La mine de l'acacia, la partie haute
Ce reportage au sujet de la mine de l'acacia a été constitué en une douzaine d'années d'explorations consécutives. Il représente à peu près ce qu'il est de plus difficile à réaliser en terme de minier en France, tant la volonté administrative de détruire les vestiges historiques confère au simple acharnement aveugle. L'immense majorité de ce que nous présentons n'existe purement et simplement plus du tout.
Les pages ont été amoncelées dans un désordre de reportages cumulatifs, devenus au fil du temps complètement obscurs. Dans les limitations qui nous sont imposées, nous vous en proposons désormais une version simplifiée, dont le sommaire ci-dessous vous donnera un peu plus de clarté dans le méandre souterrain.
- La mine de l'acacia Au tout début
- La mine de l'acacia Grande Mine
- La mine de l'acacia Partie basse
- La mine de l'acacia Partie haute
- La mine de l'acacia L'Amas sombre
- La mine de l'acacia Les sapins
- La mine de l'acacia Far-West
- La mine de l'acacia Médiéval
- La mine de l'acacia Les rivières
La mine de l'acacia représente un dédale de centaines de kilomètres de galeries minières, qui forment un labyrinthe inextricable. Si ce reportage constitue le plus abouti sur la question de la mine de l'acacia, il reste certain que de nombreuses galeries restent encore inexplorées.
Introduction à l'exploration de la mine haute
La mine de l'acacia est une seule et même mine : immense, géante, labyrinthique, superbe et compliquée à visiter.

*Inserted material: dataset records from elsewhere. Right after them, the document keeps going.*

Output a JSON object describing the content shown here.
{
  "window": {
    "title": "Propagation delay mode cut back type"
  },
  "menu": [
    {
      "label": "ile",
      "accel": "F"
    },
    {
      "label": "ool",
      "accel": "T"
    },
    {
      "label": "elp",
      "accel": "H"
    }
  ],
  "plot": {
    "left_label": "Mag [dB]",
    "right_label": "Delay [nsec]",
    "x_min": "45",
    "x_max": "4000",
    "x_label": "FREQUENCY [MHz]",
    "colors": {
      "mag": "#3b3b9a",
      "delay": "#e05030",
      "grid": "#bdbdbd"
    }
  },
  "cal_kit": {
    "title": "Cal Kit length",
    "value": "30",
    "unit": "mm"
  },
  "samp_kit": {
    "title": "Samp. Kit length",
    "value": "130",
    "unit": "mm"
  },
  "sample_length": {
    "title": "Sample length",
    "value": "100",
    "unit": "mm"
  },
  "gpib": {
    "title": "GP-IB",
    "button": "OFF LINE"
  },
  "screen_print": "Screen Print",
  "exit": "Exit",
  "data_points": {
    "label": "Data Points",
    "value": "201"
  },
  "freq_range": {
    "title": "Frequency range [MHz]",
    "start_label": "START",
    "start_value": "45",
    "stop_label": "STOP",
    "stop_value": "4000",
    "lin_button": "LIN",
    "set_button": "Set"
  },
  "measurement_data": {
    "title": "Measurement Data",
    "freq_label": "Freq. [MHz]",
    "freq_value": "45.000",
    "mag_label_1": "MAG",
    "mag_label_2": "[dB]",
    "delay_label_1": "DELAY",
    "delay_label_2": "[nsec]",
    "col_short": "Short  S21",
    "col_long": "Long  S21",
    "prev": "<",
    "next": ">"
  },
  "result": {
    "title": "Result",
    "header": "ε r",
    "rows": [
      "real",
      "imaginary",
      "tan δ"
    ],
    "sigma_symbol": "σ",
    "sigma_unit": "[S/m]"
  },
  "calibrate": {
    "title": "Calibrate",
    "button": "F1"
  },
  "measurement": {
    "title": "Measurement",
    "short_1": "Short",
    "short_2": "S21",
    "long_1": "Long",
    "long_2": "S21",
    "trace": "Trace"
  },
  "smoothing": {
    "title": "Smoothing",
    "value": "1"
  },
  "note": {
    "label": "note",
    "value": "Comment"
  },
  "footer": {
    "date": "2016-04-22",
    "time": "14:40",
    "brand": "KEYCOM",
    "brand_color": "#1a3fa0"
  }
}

Du fait des difficultés très élevées, il ne fut pas possible de tout visiter. D'une part, le développement : il y a des centaines de kilomètres de galeries. D'autre part les complications d'accès : on y entre qu'après bien des efforts, ce n'est pas acquis d'avance.
Je parle ici de partie haute et basse. C'est totalement abstrait. Les étages sont si imbriqués que les parties hautes de la partie basse peuvent être plus hautes que les parties basses de la partie haute, et inversement ! Rien compris ? Oui c'est normal. Bon en bref, c'est très-très compliqué. Afin de désenchevêtrer, j'ai simplement considéré les puits d'entrée. Ici nous avons utilisé un puits assez en hauteur.
Le réseau qui est
présenté ici est probablement un peu plus ancien que
la partie basse. Là encore, on nage dans une telle confusion
que j'aurais bien de la peine à l'affirmer. Quoi qu'il en soit,
c'est une partie de réseau très peu fréquentée
vu les conditions d'accès apocalyptiques. Le réseau
est peu équipé. Notre équipe des mordus de mines
est donc heureuse de présenter un lieu bien peu connu et décrit.
En montant dans diverses galeries biscornues, on arrive à cet
ancien treuil.
Les tambours.
Vers le bas. Pfiou, fameuse descente.
Tout est pétrifié dans 60 ans d'abandon.
Ce joli petit quartier était une petite gare, les berlines
attendaient leur descente.
Magnifique mur en pierres sèches. On n'en fait plus de pareils
!
Vestige de berline en bois.
Une seconde.
Une troisième. Elle devait probablement monter les boisages. Elle est abandonnée en bas de la descenderie du treuil.
Quelques vestiges épars de petits matériels.
Au sein d'un ancien quartier d'exploitation.
Une haute cheminée. Comme quoi il y a encore plus haut que
la partie haute.
Joli rangement !
Ce qu'on a appelé la bestio-descenderie. Elle débouche
sur un puits.
Ce jour là, les seules traces sont les nôtres.
Le roulage principal.
De temps à autre, c'est légèrement étayé.
Pour déboucher sur ce secteur franchement cintré.
En bas de cette galerie, c'est totalement fracassé dans des
quartiers à l'odeur de soufre entêtante.
Le fond quant à lui est inondé de boue.